A key factor that contributed to the squeeze on margins was a 19.53 per cent y-o-y growth in raw materials costs consumed in the last quarter. The increase was largely on account of higher coke cost. Also, other expenditure has grown about 6.9 per cent y-o-y.
 
At the same time, even selling prices have been lower. Spot HRC prices, for instance, are down about 12-15 per cent on a y-o-y basis in Q2 FY 06 and that was largely on surging steel output in China.
 
To offset pricing pressures, the company has been focusing on supplying higher value steel to the automobile sector. As a result, the company's supplies of galvanised steel has jumped 221 per cent y-o-y to the sector last quarter.
 
Also, the management highlighted the emphasis on branded products to get better realisations. Nevertheless, realisations are estimated to have dropped about 10.5 per cent y-o-y per tonne.
 
The company's steel sales had grown 15.5 per cent to almost 1.79 million tonne in Q2 FY06, but pricing pressure saw net sales grow merely 3.4 per cent to Rs 3865.1 crore.
 
Investor fears of a further softening in steel prices led the stock to considerably underperform the Sensex over the last two months - the stock has dipped about 10.8 per cent compared with a 3.8 per cent gain in the broader market. After the correction, the stock trades at a mere 4.3 times estimated FY06 earnings.
 
M&M: Riding high
 
Mahindra & Mahindra's performance in the September quarter was much better than expectations.
 
Analysts were expecting an operating profit of about Rs 200 crore on an average this quarter, or a growth of about 7 per cent from last year's level of Rs 187 crore.
 
The company, however, reported an operating profit of Rs 218 crore, a growth of 16.6 per cent over last year's levels.
 
The company outperformed analyst estimates even on the revenue front by about 4 per cent, indicating that price realisations were higher than expected.
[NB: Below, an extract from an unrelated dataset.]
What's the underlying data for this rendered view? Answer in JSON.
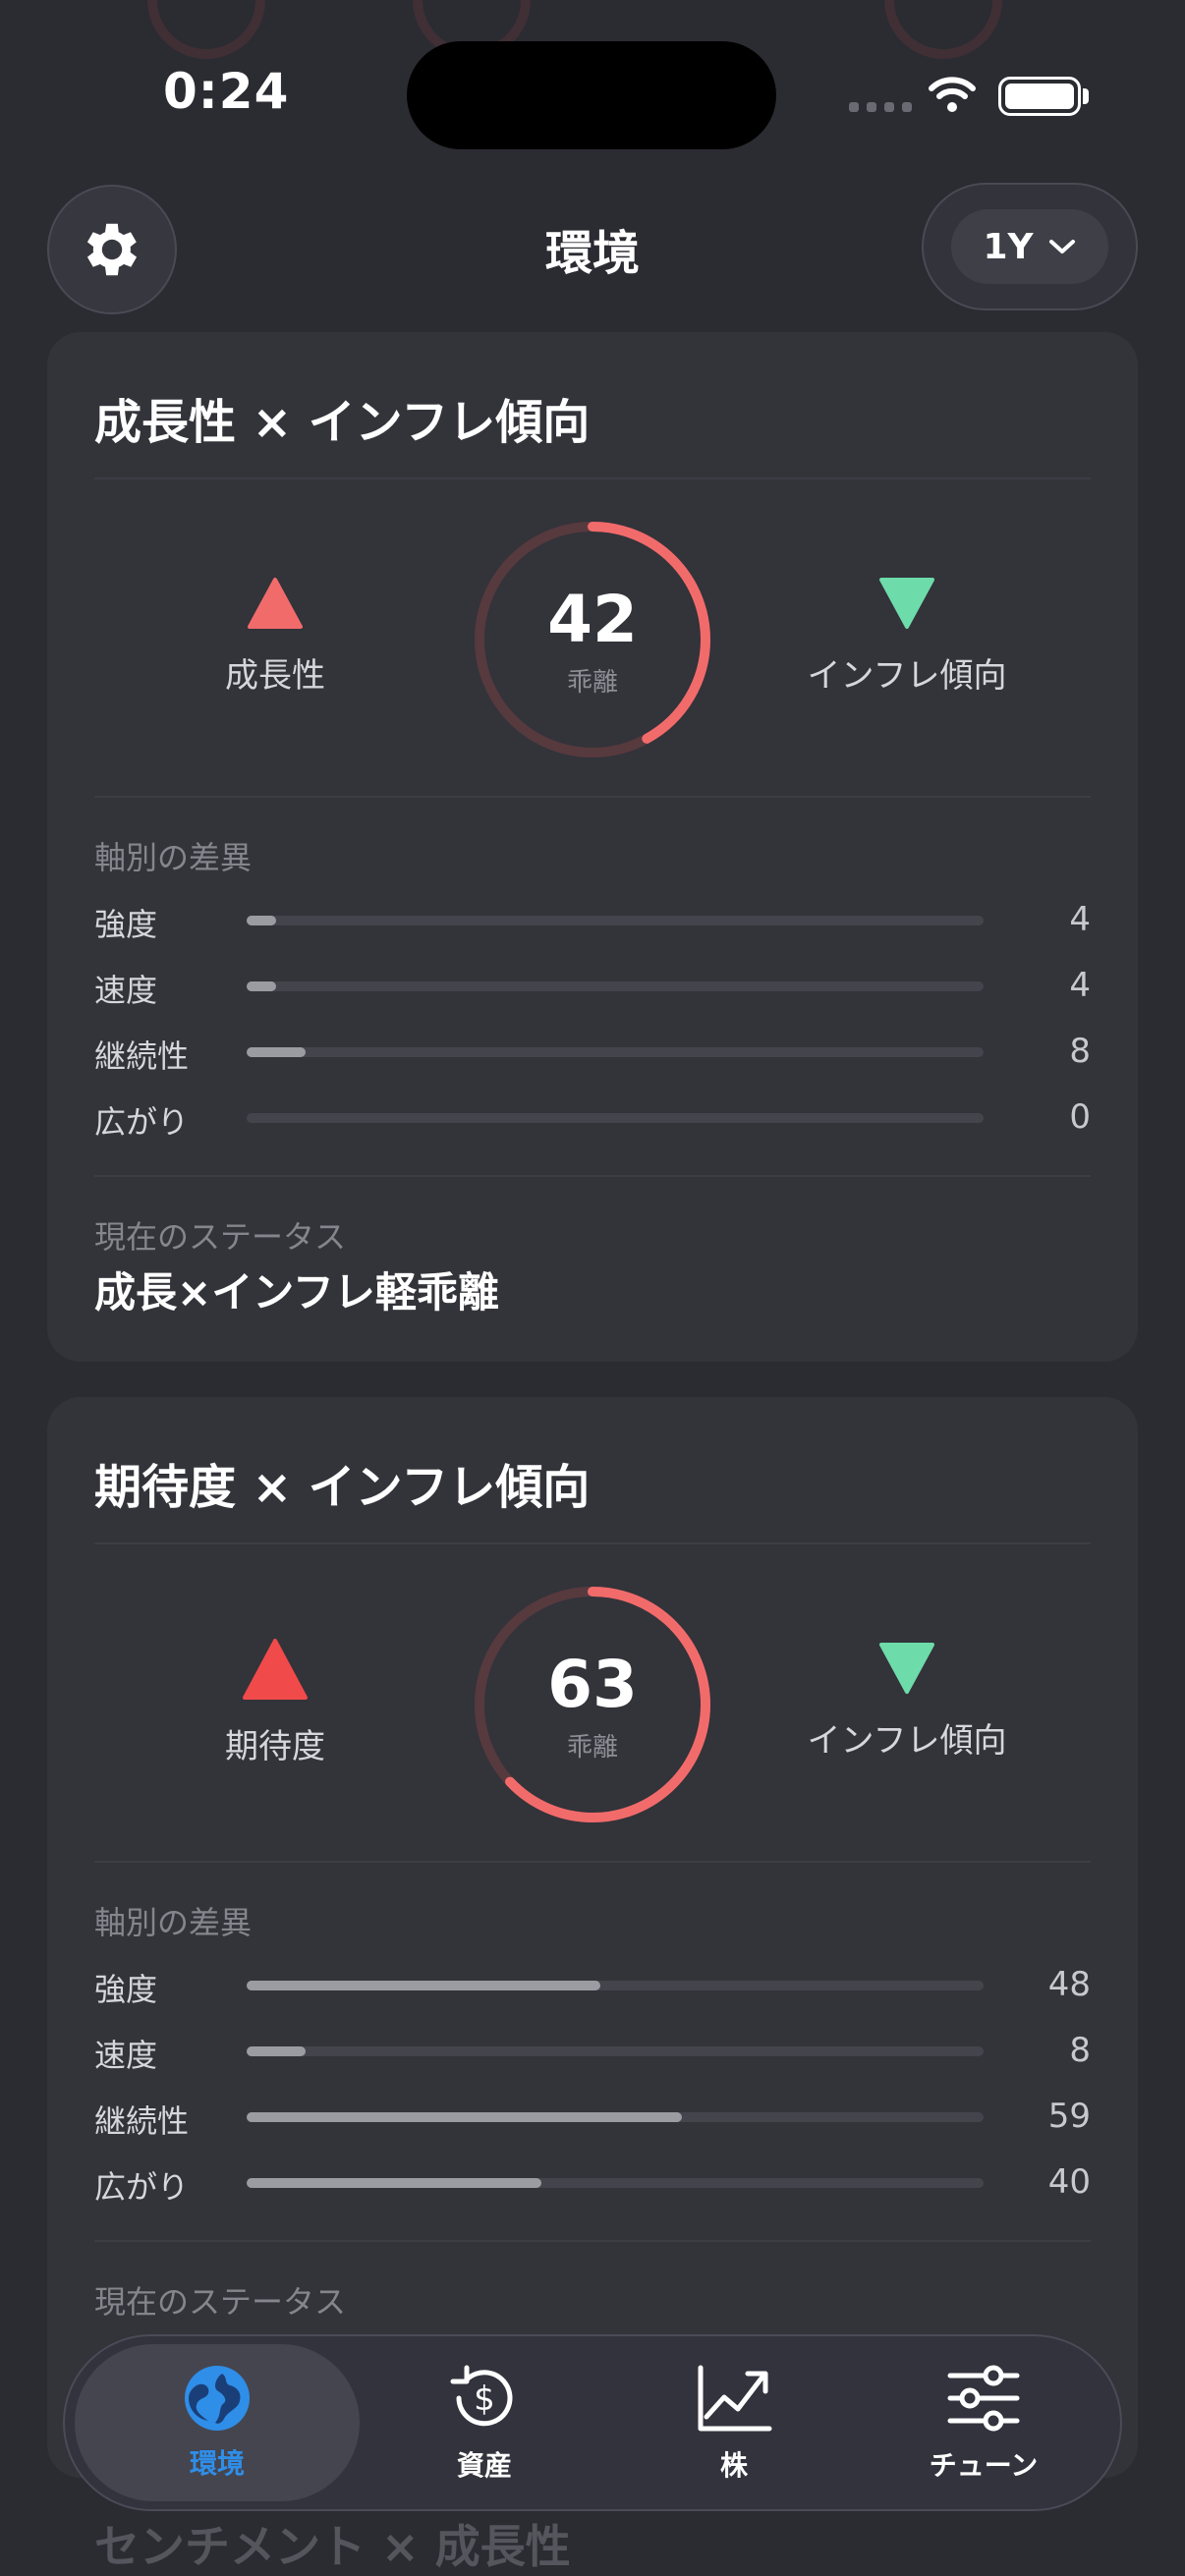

The company has taken price increases in both the tractor and utility vehicles segments to offset increasing costs.
 
Prices of key inputs such as steel and rubber continue to be higher on a y-o-y basis, although the extent of increase has come down considerably this fiscal.
 
The company, however, has had to contend with an increase in costs owing to new emission norms. Overall margins were hit by 65 basis points, which means that the price increases weren't sufficient.
 
A look at the segment results shows that the automotive segment (which houses the utility vehicles, LCV, and three-wheeler business) has borne the brunt of the increase in costs. Its earnings before interest and tax margin fell 130 basis points last quarter to 10.2 per cent.
 
The farm equipment (tractor) segment, however, managed a 470 basis points improvement in margin, thanks mainly to a 47.8 per cent jump in volumes. Besides, the company has effected two price increases amounting to about 3 per cent since April.
 
The farm equipment segment accounted for about 53 per cent of incremental revenues last quarter, and almost the entire increase in segment profit.
 
Segment profit of the automotive segment was flat at Rs 131 crore. This isn't a great sign, since the segment accounts for over 60 per cent of total profit.
 
The markets were lukewarm to M&M's results, with the stock remaining flat on Wednesday. M&M trades at less than 14 times estimated earnings for FY06, and analysts have pointed out that one trigger for a re-rating would be an unlocking of the company's holdings in subsidiaries like its financial services and software companies.
 
Needless to say, the markets would keenly await the announcement from M&M's financial services subsidiary on Thursday, on the time-frame and size of its IPO. A positive surprise on this front should trigger buying in the stock.